How The Return Of The Living Dead thumbs its nose at traditional zombie lore

How The Return Of The Living Dead thumbs its nose at traditional zombie lore

Every day, Watch This offers staff recommendations inspired by a new movie coming out that week. This week: Warm Bodies has us thinking about horror-comedies.

The Return Of The Living Dead (1985)
John Russo co-wrote the original Night Of The Living Dead movie with George Romero, and retained the rights to the “living dead” title, which he used in his 1977 novel Return Of The Living Dead (set a decade after the zombie plague of the original film), intending to create his own franchise. Russo got his wish, though not exactly in the way he intended. The Return Of The Living Dead project fell into the hands of Dan O’Bannon, a sci-fi/horror writer whose twisted sense of humor—first widely seen in his collaboration with John Carpenter on the wacky outer-space creature-feature Dark Star—had already made him a favorite among genre fans. O’Bannon’s The Return Of The Living Dead did spawn a string of sequels, and did hold on to Russo’s idea of a story existing in the same universe as the original Night; but the characters in O’Bannon’s movie dismiss Romero’s film as a fictionalized cover-up of a government conspiracy. And that’s not the only way The Return Of The Living Dead thumbs its nose at zombie lore.

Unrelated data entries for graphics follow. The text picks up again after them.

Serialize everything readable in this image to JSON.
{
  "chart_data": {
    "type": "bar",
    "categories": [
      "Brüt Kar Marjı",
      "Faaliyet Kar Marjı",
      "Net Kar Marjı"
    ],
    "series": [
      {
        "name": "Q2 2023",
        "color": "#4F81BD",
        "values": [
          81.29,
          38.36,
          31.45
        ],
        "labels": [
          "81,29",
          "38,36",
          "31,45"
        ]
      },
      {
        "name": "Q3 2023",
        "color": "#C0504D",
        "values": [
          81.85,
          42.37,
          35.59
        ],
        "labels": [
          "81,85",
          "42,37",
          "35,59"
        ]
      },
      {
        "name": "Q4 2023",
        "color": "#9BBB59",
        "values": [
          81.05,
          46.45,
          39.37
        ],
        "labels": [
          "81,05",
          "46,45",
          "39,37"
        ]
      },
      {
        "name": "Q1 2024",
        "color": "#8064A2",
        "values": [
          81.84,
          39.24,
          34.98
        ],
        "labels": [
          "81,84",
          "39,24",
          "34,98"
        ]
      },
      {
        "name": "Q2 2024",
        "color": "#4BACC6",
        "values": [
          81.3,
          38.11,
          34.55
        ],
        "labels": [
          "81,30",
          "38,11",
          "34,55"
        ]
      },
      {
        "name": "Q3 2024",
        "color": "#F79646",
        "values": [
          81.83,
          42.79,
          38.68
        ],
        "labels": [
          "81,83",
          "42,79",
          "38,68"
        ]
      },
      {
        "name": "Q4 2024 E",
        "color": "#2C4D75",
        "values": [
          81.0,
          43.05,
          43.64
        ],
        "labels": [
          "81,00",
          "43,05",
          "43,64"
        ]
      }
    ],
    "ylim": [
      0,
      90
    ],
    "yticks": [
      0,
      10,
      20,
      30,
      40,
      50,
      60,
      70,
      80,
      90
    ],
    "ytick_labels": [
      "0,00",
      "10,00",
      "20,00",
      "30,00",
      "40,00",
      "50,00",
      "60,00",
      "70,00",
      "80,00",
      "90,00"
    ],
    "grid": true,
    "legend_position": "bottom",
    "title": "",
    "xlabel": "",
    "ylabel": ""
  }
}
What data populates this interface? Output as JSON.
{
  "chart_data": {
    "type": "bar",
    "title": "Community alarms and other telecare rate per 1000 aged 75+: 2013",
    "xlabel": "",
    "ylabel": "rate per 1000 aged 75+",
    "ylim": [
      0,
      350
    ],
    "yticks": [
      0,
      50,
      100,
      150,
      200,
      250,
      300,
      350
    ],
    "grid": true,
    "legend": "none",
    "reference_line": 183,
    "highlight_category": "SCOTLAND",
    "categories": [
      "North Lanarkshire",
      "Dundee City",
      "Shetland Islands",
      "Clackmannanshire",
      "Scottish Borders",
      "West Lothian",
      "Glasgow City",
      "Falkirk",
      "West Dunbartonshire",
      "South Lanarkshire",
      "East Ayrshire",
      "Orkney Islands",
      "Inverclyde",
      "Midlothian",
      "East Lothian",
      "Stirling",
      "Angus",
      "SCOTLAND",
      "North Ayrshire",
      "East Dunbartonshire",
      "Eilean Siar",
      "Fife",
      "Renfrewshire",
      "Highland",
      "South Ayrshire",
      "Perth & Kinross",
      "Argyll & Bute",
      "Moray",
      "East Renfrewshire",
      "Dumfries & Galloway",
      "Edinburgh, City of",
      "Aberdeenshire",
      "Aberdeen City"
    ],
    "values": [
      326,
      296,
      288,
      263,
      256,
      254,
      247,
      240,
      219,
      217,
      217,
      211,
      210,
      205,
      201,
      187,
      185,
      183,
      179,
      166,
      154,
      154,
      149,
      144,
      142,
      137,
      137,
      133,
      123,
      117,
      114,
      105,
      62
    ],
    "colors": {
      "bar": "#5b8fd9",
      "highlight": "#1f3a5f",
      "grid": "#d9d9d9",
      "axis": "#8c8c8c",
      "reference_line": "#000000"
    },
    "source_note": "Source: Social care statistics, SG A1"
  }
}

O’Bannon’s goons are faster, smarter, uglier, and chattier. (In fact, it was Return that introduced the idea of the undead moaning for “braaaaaains.”)

The Return Of The Living Dead isn’t a spoof, exactly. It has an actual horror-movie plot, involving a couple of goofy medical supply warehouse employees who accidentally restart the zombie apocalypse—and about the group of partying punk-rockers who get caught in the fray. Though it takes until about halfway through its 90-minute running time before the film really starts getting crazy, it does becomes a total gorefest by the end, with some remarkable zombie effects. But because O’Bannon took the time to rehearse for a couple of weeks with his cast of newcomers and veterans, the movie is equally entertaining when the characters are just hanging out, speculating on why all anatomy class skeletons come from India. (“International treaty?”) For all the wild ideas O’Bannon comes up with—including having poor Linnea Quigley do a striptease before the crisis begins, then spend the rest of the movie stark naked—The Return Of The Living Dead works because it has memorable dialogue delivered by capable actors. Or as John Kenneth Muir, author of Horror Films Of The 1980s, puts it: “It’s funny to the viewer, not funny to the people it’s happening to.”

Availability: The Return Of The Living Dead is available on DVD and Blu-ray from MGM.